I didn't bother with photos. I did use a sharpie and mapped the high and low spots on the L00 cone. The high and low spots where consistent both inside and outside of the L00 cone.

I then ran the lathe for an hour at the highest speed with a face plate on the headstock so the L00 nut would not rattle and clang about. After running for an hour to warm things up I found the high and low spots had not changed. This seems to negate a bearing issue.

Mr-Mike's suggestion to apply pressure to the spindle and then see if the movement in the bearings returns to zero. I did this by inserting a piece of plastic electrical conduit inside the spindle to apply lift rather than chucking a piece of bar stock as Mr-Mike had advised.

DT38K is parting out a 12-1/2" Tray Top. Perhaps his spindle is good and at a price I can afford.

How does a piece of steel the diameter of my spindle get bent and the lathe not show signs of a crash? It appears to have been refurbished at one point. Perhaps it was crashed, the spindle bent and cosmetics corrected. I know that during my time with my employer, this lathe got very little use. There was nobody there that really new how to use it.

Vlad
 
Fellows,

First let me thank all of you for your advice.

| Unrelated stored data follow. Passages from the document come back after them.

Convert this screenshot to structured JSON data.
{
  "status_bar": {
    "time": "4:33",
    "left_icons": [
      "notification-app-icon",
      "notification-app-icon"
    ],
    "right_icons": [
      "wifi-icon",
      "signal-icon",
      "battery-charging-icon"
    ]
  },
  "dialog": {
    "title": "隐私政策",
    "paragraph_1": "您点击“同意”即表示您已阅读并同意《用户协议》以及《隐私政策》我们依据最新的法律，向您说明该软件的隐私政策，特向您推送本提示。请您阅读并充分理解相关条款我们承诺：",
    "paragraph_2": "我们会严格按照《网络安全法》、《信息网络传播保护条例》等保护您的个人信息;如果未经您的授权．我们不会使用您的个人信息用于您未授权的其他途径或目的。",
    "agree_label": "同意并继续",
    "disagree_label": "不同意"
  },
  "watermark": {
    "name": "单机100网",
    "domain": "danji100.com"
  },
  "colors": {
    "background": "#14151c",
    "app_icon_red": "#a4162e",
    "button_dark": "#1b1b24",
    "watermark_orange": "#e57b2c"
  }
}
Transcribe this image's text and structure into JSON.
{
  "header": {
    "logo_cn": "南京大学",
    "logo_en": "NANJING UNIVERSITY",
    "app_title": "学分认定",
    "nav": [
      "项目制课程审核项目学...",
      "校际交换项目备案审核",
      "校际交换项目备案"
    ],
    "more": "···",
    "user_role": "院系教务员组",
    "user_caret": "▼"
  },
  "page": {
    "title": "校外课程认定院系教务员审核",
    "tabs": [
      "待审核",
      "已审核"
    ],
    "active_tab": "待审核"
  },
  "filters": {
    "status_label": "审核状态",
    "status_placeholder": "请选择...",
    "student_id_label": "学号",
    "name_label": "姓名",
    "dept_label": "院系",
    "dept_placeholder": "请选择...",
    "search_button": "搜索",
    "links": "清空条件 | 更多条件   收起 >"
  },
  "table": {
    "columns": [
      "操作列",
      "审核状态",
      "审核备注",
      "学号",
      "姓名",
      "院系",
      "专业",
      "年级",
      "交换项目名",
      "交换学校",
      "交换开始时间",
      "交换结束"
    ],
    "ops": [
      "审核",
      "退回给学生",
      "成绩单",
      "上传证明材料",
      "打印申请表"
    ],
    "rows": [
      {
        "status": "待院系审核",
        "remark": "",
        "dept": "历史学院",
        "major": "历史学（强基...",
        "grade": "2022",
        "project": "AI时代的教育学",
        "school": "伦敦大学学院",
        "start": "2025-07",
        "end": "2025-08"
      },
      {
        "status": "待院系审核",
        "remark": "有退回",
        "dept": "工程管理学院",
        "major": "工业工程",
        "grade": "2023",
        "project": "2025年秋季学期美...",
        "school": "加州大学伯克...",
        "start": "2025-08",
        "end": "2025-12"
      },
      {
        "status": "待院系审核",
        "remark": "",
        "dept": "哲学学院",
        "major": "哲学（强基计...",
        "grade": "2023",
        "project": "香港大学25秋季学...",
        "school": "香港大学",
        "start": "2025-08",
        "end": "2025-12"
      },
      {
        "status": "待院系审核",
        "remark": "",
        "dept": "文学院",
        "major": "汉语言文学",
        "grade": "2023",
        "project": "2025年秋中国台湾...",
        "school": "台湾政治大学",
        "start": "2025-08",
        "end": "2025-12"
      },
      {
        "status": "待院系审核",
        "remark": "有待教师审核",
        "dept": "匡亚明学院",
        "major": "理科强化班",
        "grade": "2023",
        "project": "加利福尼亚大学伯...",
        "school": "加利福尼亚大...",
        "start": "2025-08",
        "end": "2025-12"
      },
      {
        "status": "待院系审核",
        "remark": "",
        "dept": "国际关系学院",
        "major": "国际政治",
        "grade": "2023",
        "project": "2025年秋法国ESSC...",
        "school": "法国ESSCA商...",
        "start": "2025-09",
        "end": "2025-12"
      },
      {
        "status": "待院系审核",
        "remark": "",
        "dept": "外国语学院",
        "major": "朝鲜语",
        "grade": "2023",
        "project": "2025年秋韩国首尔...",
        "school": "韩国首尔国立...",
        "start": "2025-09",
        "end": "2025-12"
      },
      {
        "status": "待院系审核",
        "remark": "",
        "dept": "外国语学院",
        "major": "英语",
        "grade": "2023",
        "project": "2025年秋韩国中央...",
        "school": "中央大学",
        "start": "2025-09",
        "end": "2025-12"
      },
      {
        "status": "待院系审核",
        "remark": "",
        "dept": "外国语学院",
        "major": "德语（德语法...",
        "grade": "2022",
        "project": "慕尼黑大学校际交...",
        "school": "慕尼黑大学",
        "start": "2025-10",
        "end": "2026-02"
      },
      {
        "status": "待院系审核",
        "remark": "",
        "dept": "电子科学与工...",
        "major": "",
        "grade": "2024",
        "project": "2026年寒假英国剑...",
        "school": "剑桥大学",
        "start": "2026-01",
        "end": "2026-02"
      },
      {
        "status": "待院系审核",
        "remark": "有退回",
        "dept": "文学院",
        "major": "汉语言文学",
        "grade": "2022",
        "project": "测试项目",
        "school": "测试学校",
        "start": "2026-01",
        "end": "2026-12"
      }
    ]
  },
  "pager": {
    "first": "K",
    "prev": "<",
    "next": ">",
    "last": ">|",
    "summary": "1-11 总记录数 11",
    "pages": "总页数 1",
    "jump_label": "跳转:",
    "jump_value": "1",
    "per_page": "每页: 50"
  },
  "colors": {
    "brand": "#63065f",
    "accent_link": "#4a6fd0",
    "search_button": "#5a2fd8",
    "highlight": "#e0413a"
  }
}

I didn't bother with photos. I did use a sharpie and mapped the high and low spots on the L00 cone. The high and low spots where consistent both inside and outside of the L00 cone.

I then ran the lathe for an hour at the highest speed with a face plate on the headstock so the L00 nut would not rattle and clang about. After running for an hour to warm things up I found the high and low spots had not changed. This seems to negate a bearing issue.

Mr-Mike's suggestion to apply pressure to the spindle and then see if the movement in the bearings returns to zero. I did this by inserting a piece of plastic electrical conduit inside the spindle to apply lift rather than chucking a piece of bar stock as Mr-Mike had advised.

I've got some fair stout conduit around, but even so, the spindle bore isn't all THAT large, so I would not trust plastic electrical conduit to be all that predictable for this test.

How does a piece of steel the diameter of my spindle get bent and the lathe not show signs of a crash?

It may not have BEEN crashed in the sense we apply for a tragedy in-use.

It would not be the first lathe to have had the bad luck to be underneath something ugly as came off a travelling crane, or got into a conflict with a large raw part being maneuvered that became a massive hammer, even if NOT dropped at all.
 
Well fellows,

It is not a done deal but I may have found a replacement spindle for my lathe. Hope springs eternal. If am able to get it I will update this post later to let those that may be interested know how I fared.

I again want to thank all that responded to my request for help.